March 2024 blog RA Virtues Courage Perseverance
Missions Discipleship

A Series on the RA Virtues: Courage and Perseverance (and Snakes!)

This blog is the fourth in a series on the RA Virtues.

Some fellow once wrote that a journey of a gazillion miles starts with a single step — or something like that. I can assure you he was absolutely, positively wrong: A journey of a gazillion miles starts with working up the nerve to take the first step.

Mr. Earl, our infamous Royal Ambassador leader of yesteryear, was known for his unique teaching tactics, one of which was to place boys in dangerous scenarios in order to teach them about themselves, God, and life in general.

I recall one such teachable moment, which was engineered out of a desire by Mr. Earl to have our RA chapter canoe down the Saline Bayou. According to the Congress, Saline Bayou, better known to locals as simply “the creek,” is a National Wild and Scenic River, having been awarded that designation by the people of this nation in 1986. They got the “wild” part right.

Our trip was to last a single day, commencing at the northern end of the Saline Bayou, lunching halfway through, and finishing some 19 miles later at the Goldonna boat ramp where men from our church would meet us to prepare supper and cart us back to town.

The trip started uneventfully enough. Around a dozen boys and our fearless leader put in at the boat ramp where Highway 126 crosses the creek and began making our way south. Uncle Sam’s Forest Service had just cleaned the creek of downed trees, so the going was smooth and easy. We stopped regularly for breaks, and by noon we had made our way to the designated lunch spot where we were to eat our sandwiches before continuing southward.

Except we had an unexpected guest to our picnic. As we boys dined on epicurean ham and cheese sandwiches and the latest and greatest in Vienna sausage innovation, we paid little attention to our surroundings. That is, until the longest, deadliest snake in the world wriggled through our lunch site.

Now I cannot be exactly sure what type of snake this was or even how long it was.

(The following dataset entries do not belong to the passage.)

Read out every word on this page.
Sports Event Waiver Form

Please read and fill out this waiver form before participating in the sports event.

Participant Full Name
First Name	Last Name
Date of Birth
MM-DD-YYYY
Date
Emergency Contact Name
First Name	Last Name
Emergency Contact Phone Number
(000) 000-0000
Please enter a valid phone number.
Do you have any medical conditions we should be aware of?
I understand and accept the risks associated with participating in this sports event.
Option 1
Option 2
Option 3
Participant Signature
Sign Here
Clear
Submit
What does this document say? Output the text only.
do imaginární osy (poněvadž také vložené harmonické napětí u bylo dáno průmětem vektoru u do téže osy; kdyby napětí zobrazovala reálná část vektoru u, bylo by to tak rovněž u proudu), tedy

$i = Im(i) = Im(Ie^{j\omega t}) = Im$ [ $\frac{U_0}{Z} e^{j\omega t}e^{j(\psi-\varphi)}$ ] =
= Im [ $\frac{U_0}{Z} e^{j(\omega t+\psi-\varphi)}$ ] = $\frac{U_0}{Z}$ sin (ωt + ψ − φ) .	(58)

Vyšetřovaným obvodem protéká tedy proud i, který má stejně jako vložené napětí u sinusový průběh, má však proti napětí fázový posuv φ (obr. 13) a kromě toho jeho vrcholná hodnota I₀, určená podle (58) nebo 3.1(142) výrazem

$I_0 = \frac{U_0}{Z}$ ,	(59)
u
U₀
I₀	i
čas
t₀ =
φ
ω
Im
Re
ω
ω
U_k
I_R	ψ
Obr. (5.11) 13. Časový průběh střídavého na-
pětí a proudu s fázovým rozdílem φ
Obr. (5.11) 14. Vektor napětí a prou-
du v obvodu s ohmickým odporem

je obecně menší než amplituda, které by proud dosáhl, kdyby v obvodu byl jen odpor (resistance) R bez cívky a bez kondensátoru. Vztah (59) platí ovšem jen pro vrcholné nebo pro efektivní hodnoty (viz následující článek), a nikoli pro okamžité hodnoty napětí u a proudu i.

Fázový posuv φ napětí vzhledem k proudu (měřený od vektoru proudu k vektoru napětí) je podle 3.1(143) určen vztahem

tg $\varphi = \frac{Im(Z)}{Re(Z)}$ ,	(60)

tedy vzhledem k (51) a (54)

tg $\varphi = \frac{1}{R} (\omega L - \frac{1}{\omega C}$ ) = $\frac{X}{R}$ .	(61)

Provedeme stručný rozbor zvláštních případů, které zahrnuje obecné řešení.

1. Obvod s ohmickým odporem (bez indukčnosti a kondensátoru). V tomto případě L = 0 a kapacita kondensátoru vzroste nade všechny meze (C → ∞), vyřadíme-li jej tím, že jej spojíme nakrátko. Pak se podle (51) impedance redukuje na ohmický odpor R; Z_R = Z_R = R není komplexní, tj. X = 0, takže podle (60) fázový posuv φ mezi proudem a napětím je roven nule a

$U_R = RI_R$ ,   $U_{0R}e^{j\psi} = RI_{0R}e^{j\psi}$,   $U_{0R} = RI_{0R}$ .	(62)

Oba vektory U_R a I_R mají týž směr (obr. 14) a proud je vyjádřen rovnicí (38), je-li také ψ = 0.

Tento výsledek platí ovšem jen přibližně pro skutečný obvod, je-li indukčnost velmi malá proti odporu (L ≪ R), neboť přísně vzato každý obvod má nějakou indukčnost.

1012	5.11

My memory, colored by the fertile imagination of a grade-school boy, tells me it was one of those venomous cobras Indiana Jones had to contend with, except this one was 29 feet long and stood on four legs. It was probably a harmless water snake, but that was beside the point to me and all the other boys.

When the snake made its way through our midst, we scattered — boys went to the left and to the right and up into the trees. A few even attempted to imitate Peter and walk on water (unfortunately the Lord hadn’t invited them to do so like He had Peter, and they sank to the tops of their short pants). Many invoked the Name of the Almighty while doing so, calling down curses upon this serpent (surely of the devil) that had so rudely disturbed our lunch.

The boys that attempted water-walking were soon dismayed when the snake, obviously after them (and not, to our mind, scared out of his), launched himself into the water. Said boys hiding in the water shot out like a dog after a duck, almost losing their religion and short pants in the process.

Meanwhile, Mr. Earl calmly chomped his sandwich (a delicate blend of peanut butter and homemade muscadine jelly) and chuckled at us boys.

Once all was clear, we found our way back to the lunch spot and finished our repast, loudly recalling our close encounter. Mr. Earl soon declared it was time to move on down the creek.

Nope. No, sir. No way were any of us going in the water with that creature. Did Mr. Earl even know there was a snake in the creek, said snake having just tried to take a dozen boys down to the depths? Yes, Mr. Earl knew the snake was in the water, but we were in canoes and the snake didn’t have wings to fly, so we’d be fine.

We were unamused and unconvinced.

Mr. Earl’s next comments were so fitting, so well-placed, and so on-point, that it makes me wonder to this day if he didn’t plan the whole thing. He reminded us that missionaries we studied about went to some of the darkest places on Earth to tell others about Jesus. While on mission they faced probable harm and death, not only from snakes, but also from big cats, spiders, scorpions, and especially the local inhabitants. We all knew missionaries had been killed spreading God’s word, didn’t we? If they had the courage to face such dangers and deprivations to do God’s work, surely we could muster the courage to climb in our canoes and finish our mission.

RA Virtues Chart Highlighting Courage Perseverance

He was, of course, right. Our missionaries exhibit unmatched courage and perseverance in spreading the message of Christ around the world. They are a fantastic example to Royal Ambassadors of these virtues as we seek to live out the RA Pledge in our day-to-day lives.

The courage and perseverance to carry the message is the central point of our Pledge, and should likewise be central to our lives. May we exhibit those virtues and carry on with our mission — even in the face of 29-foot cobras.

Keith Gates is the WMU ministry consultant for Royal Ambassadors, Challengers, and Youth on Mission. This article is the fourth in a series on the RA Virtues.